As others have said, the humanitarian crisis has been shaped by conflict and political instability. I echo what has been said about the encouraging signs with regard to the political position, and I congratulate the Catholic Church and others on the role that they have played in mediating talks over the Christmas period. Let us hope that we will now see movement towards elections in the DRC this year. As my hon. Friend the Member for assetlaw said, the United Kingdom can and must play a proactive role, not least in supporting electoral registration and the other elements for which the electoral commission in the DRC has responsibility.
The International Development Committee is currently conducting an inquiry on fragility and development in the DRC. As my hon. Friend the Member for Stafford said, we visited the country last July and saw some of the work that the Department for International Development was doing. I spoke in the debate on Tuesday about the support that the Commonwealth Development Corporation is giving to a very positive hydroelectric power programme in the Virunga region. We also saw some excellent peace-building work being done in the Goma region to bring together members of the community and the police to try to break down the barriers that have inevitably built up between them over the past 20 years. We visited a camp for internally displaced people in South Kivu and heard how cash transfer—an issue that has been in the news recently—is giving back control of their lives to people who have been powerless to do anything but flee from conflict. We also went to the Red Cross hospital in Goma, where a war surgery team run by the Red Cross treats a slow but steady stream of people who have suffered some of the most appalling gunshot and machete wounds. Those are positive examples of UK aid making a real difference to some of the poorest people in the world.

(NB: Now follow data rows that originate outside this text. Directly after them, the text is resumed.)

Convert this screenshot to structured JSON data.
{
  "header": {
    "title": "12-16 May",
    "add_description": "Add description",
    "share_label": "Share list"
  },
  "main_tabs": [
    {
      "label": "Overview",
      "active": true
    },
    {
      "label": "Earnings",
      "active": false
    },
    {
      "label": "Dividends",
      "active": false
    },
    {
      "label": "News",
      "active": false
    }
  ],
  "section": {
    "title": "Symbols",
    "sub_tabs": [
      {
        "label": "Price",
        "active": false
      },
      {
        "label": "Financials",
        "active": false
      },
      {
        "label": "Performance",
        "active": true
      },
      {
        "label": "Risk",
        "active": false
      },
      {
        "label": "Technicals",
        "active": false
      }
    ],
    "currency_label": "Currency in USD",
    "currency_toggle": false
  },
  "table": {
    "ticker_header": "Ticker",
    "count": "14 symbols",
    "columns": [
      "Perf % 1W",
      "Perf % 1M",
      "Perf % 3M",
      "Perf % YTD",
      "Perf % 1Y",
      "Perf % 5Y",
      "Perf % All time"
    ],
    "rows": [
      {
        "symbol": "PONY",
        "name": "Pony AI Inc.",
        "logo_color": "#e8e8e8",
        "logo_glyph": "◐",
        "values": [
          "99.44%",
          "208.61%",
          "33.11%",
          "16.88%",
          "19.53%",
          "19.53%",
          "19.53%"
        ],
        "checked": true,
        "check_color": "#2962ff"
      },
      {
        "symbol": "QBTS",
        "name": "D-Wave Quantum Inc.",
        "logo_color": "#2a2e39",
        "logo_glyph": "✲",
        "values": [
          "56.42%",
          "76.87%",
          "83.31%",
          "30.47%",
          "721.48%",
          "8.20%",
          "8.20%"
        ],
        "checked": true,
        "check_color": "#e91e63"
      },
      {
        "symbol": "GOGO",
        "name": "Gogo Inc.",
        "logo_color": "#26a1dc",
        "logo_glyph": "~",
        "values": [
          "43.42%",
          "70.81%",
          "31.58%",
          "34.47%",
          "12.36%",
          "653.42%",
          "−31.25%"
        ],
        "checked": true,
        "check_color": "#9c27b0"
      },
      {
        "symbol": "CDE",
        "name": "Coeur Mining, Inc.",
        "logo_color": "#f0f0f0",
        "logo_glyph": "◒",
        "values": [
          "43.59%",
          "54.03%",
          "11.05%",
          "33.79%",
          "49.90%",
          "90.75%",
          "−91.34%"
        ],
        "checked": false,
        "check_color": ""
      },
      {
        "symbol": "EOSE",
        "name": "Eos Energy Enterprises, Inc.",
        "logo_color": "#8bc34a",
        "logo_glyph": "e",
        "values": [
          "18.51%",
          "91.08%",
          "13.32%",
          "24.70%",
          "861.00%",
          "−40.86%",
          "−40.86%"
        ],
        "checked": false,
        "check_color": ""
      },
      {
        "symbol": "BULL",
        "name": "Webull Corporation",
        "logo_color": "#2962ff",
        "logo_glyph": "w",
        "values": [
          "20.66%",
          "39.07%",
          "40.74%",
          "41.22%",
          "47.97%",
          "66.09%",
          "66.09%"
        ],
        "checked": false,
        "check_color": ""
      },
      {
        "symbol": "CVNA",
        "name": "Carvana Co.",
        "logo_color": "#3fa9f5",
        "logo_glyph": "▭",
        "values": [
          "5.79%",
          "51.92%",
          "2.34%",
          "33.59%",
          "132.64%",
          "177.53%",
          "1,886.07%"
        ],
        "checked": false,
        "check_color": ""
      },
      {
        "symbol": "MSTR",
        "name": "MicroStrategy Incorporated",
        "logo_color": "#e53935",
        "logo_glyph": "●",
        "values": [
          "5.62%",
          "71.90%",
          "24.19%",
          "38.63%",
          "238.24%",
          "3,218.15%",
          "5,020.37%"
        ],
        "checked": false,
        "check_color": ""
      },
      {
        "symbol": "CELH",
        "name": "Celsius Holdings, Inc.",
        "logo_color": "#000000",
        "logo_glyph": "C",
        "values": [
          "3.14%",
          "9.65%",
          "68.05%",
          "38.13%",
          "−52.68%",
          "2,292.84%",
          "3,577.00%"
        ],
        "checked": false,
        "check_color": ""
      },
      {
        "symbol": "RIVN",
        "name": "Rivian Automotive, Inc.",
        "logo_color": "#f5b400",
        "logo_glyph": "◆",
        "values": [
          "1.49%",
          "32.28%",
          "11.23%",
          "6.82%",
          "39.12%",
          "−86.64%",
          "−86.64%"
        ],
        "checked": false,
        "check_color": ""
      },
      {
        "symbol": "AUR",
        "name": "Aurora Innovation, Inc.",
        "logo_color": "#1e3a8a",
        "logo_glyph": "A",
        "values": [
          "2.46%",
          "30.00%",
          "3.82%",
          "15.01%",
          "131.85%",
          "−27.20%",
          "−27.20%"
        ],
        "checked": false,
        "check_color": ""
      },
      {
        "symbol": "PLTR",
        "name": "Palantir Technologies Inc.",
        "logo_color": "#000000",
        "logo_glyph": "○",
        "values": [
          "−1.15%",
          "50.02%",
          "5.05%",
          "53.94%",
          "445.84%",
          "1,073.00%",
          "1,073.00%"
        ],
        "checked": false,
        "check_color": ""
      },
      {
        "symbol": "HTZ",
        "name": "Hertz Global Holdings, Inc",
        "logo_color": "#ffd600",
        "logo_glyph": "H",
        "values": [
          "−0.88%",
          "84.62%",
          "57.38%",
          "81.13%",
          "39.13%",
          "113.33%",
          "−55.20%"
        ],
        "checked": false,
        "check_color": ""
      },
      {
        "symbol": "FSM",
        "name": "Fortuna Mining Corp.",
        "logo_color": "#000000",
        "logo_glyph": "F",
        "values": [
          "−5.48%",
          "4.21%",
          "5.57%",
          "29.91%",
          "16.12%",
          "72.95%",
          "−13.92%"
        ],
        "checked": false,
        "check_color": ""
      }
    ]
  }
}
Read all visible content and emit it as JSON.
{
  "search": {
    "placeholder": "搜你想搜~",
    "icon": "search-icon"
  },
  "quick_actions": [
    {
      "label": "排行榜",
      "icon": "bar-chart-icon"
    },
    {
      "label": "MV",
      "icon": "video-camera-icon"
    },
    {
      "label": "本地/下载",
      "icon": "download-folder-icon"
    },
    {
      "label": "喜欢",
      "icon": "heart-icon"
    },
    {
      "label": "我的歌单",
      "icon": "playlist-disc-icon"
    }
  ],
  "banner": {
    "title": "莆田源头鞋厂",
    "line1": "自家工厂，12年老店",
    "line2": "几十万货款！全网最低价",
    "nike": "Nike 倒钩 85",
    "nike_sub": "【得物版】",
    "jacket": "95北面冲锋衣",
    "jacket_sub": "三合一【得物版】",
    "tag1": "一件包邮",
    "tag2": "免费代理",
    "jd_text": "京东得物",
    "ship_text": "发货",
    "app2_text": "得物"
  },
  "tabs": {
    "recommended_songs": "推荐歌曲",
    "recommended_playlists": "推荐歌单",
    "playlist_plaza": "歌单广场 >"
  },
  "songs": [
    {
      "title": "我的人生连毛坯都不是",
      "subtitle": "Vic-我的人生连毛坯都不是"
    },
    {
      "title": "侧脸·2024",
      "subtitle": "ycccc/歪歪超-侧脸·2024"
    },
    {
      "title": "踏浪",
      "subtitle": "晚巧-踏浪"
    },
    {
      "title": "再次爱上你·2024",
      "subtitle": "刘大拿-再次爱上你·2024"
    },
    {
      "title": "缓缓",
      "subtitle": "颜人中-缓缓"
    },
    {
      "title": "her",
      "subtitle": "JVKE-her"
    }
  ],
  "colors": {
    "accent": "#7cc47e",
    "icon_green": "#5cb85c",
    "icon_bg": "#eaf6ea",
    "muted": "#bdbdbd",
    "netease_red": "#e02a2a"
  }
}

As everyone who addressed the subject of the DRC in this short debate has said, the recent history of that country has been violent and unstable, but there are now some reasons for cautious hope. Let us as a country play a positive and proactive role in supporting a peaceful solution that enables elections to happen, that enables those elections to be free and fair and that puts the focus on human rights, while seeking to bring peace to a country that has been savaged by war.
The humanitarian crisis in the Democratic Republic of the Congo will not disappear overnight, so it is important that, through DFID, non-governmental organisations and others, we continue the hard work to alleviate the worst aspects of poverty in that country. We who serve on the International Development Committee, on a cross-party basis, have seen at first hand the many good things that are being done to alleviate poverty in the DRC, and we look forward to releasing our report as a result of that inquiry shortly.